7/09/2009

Sangue Negro


“There Will Be Blood”, filme que aqui no Brasil foi exibido com o nome Sangue Negro, é grandiosidade do começo ao fim. Essa grandiloqüência transborda pelas amplas tomadas á céu aberto, com a aridez amarelada e captadas pela excelente fotografia, ganhadora do Oscar. Aliás trilha (de Jonny Greenwood do Radiohead) e foto tem perfeita simbiose, comungando em excelente diálogo de som e imagem. A grandiosidade não é expressa simplesmente nesses fatores técnicos, ela vem também de um ótimo roteiro. A história é baseada em “Oil”, livro de Upton Sinclair que aqui ganhou o nome de “Petróleo!”. Além de ter sido um dos grandes escritores americanos do começo do século XX, sensível as transformações cada vez mais rápidas do século nascente, Sinclair foi também um esquerdista. Dessa posição política vem uma argüição no trato do “homem comum”, dos operários e desvalidos sociais. Um traquejo de entender os que sofrem ou são feitos párias pelas mãos do Estado, ou de patrões ou do que quer que faça um ser humano explorar outro. Ele próprio de origem humilde, sofreu as agruras da pobreza e fez dessas memórias e cicatrizes material de sua obra, na mesma tradição de grandes autores como Jack London, John Steinbeck e outros.

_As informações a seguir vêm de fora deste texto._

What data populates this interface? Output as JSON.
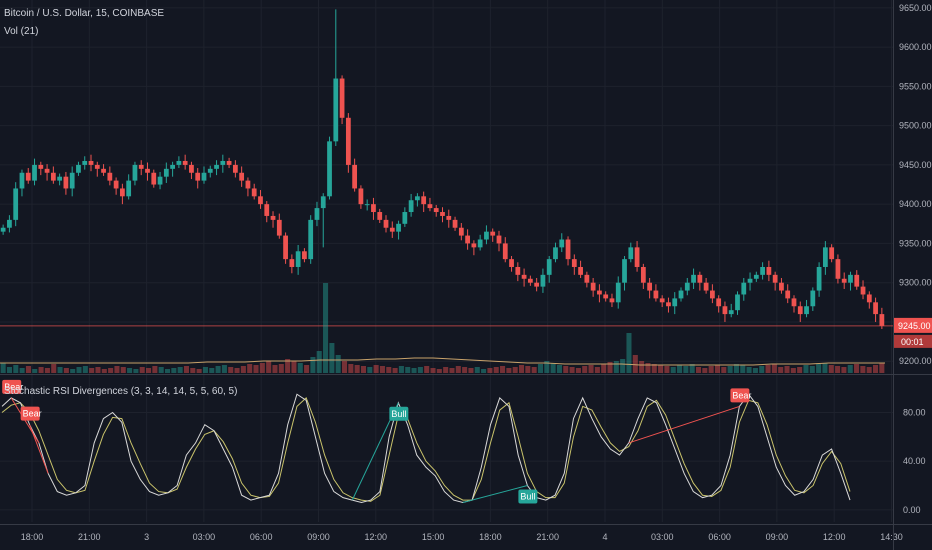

Voltando ao filme de Paul Thomas Anderson, “There Will Be Blood” o título, funciona meio que um alerta nostradâmico, um aviso do que virá á baila da ganância humana. O sangue negro jorra de terras áridas, pertencentes a pessoas tão áridas quanto, seja de sua miséria ou desesperança. O sangue vermelho também dá as caras misturado ao óleo, com a lama das perfurações como uma metáfora da tragédia e do aceleramento das transformações humanas no tempo. É a jornada de Henry Plainview ex mineiro de prata e seu filho HW.As duas personagens personificam a luta para fugir da miséria econômica e seu encontro com a miséria moral. Daniel Day-Lewis faz jus ao Oscar (se é que essa premiação significa alguma coisa) mas em seu couro e carne, o personagem se torna real, sarcástico, cínico, psicótico e com um punhado de outras características bem humanas, ainda que prevaleçam justamente as mais condenáveis. O ator tem seus méritos obviamente. Porém, creio que a literatura de Sinclair conseguiu romper a barreira limitadora de uma composição carregada de um tipo de crítica, compondo personagens mais que bidimensionais, mais profundos e elaborados em complexidade de psiquê, dando base a Day-Lewis para compor uma interpretação cheia de trejeitos e maneirismos. Um homem que é a cara de uma época e lugar. Que quando chora nos põe em dúvida se por perdas sentimentais ou financeiras. E fazendo jus ao seu nome, que tem a “visão plana”, de farejar e maquinar em prol de seus objetivos.

Outro grande destaque do filme é Paul Danno que por boa parte do filme interpreta o jovem pastor Eli Sunday. Sua primeira aparição é como o irmão gêmeo Paul, que deixa a família para tentar a sorte noutro lugar. A narrativa leva Henry Plainview, para essa localidade remota da Califórnia, numa corrida contra concorrentes, atravessadores e falsários. À partir da entrada de Eli o filme desenvolve (pelo menos a meu ver) algumas discretas metáforas sobre o sagrado, sobre a fortuna e a perdição. Impressionante como numa cena de um dos cultos de Eli, a voz elevada, catártica de sua audiência repete uma frase, para que nós ( a verdadeira audiência) saquemos o trocadilho dos nomes. Beirando a histeria se ouve: “It´s Eli! It´s Eli!”, que me perdoe se erro, mas soa “It´s a lie” (É uma mentira). A narrativa também cínica, coloca um rebanho que julga sem consciência seu pastor.

Paul Thomas Anderson marca aqui um grande ponto em sua carreira. Se muita gente lembrava-se dele apenas por “Magnólia” (o primo mais novo de “Short Cuts” de Altmann), agora terá um obra maior como referência. Sua marca esta presente no conflito de pessoas, que parecem escapar dos fios do destino, mas mesmo assim, ficam soltas e perdidas no mundo imenso que parece não dar conta dessa existência. Mesmo que erre ele cumpre uma função interessante, de produzir boas histórias, muitas vezes com um refinamento grande de roteiro e desenvolvimento de personagens (seja uma exército deles como em “Magnólia” ou mais econômico como em “Sangue Negro”), mostrando que é possível no cinema americano lidar com tempos e locais distantes, de uma forma minimamente verossímil. Ainda mais, que uma fábula moderna pode dizer muito sobre o povo que representa, e ser universal em mostrar talvez qualidades tão humanas quanto o amor, a virtude, embrulhadas em cobiça, mentiras e competição.